The site lies in an impressive landscape of nearly bare hills and contains the extensive remains of a briefly flourishing city of the 11th century. Most striking perhaps is the 25m(?) tall minaret built of rough hewn sandstone blocks and still with traces of it's blue ceramic tile decoration in place. In addition to the mosque there are remains of a palace including a bath, a fort and much more.
I declined an invitation to stay in the nearby village which decision I came to bitterly regret after a night in a vile hotel in M'sila
The site is not difficult to reach though it may be necessary to hitch-hike the last few kms. from the N40 to Beni Hammad and in happier times I would recommend a trip there to anyone wishing to see something representative of Islamic culture after the several Roman sites in Algeria.

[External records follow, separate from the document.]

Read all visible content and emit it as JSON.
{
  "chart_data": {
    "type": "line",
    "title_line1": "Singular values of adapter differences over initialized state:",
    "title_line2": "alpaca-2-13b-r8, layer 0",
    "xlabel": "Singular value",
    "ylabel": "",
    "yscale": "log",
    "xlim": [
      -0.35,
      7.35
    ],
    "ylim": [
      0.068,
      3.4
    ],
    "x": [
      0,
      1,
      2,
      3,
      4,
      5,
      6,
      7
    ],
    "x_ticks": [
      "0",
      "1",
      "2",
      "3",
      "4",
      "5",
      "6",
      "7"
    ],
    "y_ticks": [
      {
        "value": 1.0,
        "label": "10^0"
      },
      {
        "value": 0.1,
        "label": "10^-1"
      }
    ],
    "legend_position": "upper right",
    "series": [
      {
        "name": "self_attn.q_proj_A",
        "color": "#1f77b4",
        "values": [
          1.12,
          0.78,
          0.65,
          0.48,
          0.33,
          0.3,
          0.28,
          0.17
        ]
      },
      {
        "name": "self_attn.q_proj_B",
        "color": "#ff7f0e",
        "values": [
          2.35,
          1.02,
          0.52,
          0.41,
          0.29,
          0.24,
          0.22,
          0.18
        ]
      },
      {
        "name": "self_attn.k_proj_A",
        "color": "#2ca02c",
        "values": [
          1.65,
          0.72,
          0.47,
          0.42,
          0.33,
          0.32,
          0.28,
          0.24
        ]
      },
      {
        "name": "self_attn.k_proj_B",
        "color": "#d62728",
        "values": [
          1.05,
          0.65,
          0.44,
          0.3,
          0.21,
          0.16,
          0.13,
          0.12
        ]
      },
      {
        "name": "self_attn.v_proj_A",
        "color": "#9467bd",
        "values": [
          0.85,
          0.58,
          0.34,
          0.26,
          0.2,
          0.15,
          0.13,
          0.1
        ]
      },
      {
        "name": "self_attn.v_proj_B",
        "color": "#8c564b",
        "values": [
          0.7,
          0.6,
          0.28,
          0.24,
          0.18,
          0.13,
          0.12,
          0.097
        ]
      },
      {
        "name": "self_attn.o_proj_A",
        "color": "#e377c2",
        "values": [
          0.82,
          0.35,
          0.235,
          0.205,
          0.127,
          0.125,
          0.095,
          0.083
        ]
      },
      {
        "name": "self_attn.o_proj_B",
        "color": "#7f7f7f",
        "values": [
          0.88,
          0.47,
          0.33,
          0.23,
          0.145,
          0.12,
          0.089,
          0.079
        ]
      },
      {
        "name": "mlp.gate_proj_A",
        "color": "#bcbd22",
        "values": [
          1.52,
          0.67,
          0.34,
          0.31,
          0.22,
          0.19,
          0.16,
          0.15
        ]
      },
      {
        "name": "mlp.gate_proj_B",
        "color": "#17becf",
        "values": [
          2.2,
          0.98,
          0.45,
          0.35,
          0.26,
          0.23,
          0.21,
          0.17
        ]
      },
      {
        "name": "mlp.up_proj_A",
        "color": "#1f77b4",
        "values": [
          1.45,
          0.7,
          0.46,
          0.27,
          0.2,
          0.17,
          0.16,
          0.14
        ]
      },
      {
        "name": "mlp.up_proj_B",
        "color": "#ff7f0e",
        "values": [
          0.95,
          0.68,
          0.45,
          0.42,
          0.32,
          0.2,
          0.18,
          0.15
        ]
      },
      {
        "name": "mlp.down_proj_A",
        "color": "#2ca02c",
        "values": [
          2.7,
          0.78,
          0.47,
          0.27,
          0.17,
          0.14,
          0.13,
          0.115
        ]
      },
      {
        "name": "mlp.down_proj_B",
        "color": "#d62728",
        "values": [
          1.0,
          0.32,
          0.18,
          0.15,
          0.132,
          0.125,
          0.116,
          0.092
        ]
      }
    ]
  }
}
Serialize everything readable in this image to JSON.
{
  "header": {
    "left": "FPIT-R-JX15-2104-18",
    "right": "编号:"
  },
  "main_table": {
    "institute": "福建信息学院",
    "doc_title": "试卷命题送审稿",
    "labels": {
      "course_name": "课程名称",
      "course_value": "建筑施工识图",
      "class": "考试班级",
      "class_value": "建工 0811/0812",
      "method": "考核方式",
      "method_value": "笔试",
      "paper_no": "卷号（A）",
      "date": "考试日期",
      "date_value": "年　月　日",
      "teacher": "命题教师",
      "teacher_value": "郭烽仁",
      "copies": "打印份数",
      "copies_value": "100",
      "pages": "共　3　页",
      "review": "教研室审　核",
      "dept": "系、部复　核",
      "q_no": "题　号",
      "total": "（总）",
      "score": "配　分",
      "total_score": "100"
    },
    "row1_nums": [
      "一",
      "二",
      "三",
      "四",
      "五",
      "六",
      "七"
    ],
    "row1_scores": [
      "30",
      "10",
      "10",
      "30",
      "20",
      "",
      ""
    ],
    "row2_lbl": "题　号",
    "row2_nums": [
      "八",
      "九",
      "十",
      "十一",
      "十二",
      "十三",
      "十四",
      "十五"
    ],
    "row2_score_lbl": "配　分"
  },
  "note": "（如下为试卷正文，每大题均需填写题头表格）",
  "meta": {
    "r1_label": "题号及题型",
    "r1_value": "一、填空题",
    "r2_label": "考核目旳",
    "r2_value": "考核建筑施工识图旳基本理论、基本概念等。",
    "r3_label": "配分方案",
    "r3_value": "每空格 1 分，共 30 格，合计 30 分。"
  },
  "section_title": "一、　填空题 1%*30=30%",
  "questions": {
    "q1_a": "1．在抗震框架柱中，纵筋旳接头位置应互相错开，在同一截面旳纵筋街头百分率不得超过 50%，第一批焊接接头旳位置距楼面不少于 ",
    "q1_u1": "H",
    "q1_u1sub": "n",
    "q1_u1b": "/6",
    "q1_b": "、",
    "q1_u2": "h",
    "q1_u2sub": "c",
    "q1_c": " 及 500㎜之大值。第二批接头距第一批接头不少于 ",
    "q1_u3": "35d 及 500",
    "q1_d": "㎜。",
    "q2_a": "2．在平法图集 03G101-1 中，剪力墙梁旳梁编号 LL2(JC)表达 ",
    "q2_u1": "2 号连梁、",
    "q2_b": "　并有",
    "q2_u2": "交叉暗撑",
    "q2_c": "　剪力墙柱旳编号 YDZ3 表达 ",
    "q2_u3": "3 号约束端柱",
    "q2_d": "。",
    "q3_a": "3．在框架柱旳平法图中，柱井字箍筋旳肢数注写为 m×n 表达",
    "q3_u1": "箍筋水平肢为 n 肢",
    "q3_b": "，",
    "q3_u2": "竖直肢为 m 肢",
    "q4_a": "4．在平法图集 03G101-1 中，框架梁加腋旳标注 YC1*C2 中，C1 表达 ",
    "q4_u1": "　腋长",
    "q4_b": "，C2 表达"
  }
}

The advantage in Algeria is that almost all hotels and guesthouses have French TV channels, especially appreciated in remote towns like Ms'ila that I reached in a 3 hours ride with a Tintin like shared taxi from Batna, my backpack securely attached on the roof of the cab. The restaurant manager of Kal'aa Hotel offered his services to drive me to the Beni Hammad ruins, about 80km return, towards the Hodna mountains and passing some typical villages that for sure have not seen many tourists yet. The site itself consists of the Dar al Bahar, the great lake palace with its own pool; the great mosque with minaret that I climbed to the very top with a spectacular view. I was told that the old city of Beni Hammad was surrounded by huge entry gates in 3 directions to prevent ennemy forces from entering. That was in the 11th century under the berbic Zirid dynasty which ruled parts of the Maghreb from 973 to 1148.
The whole site is nothing spectacular compared with other WHS in Algeria, but is well worth a detour if you are in the region, also because of the quite pittoresque landscape.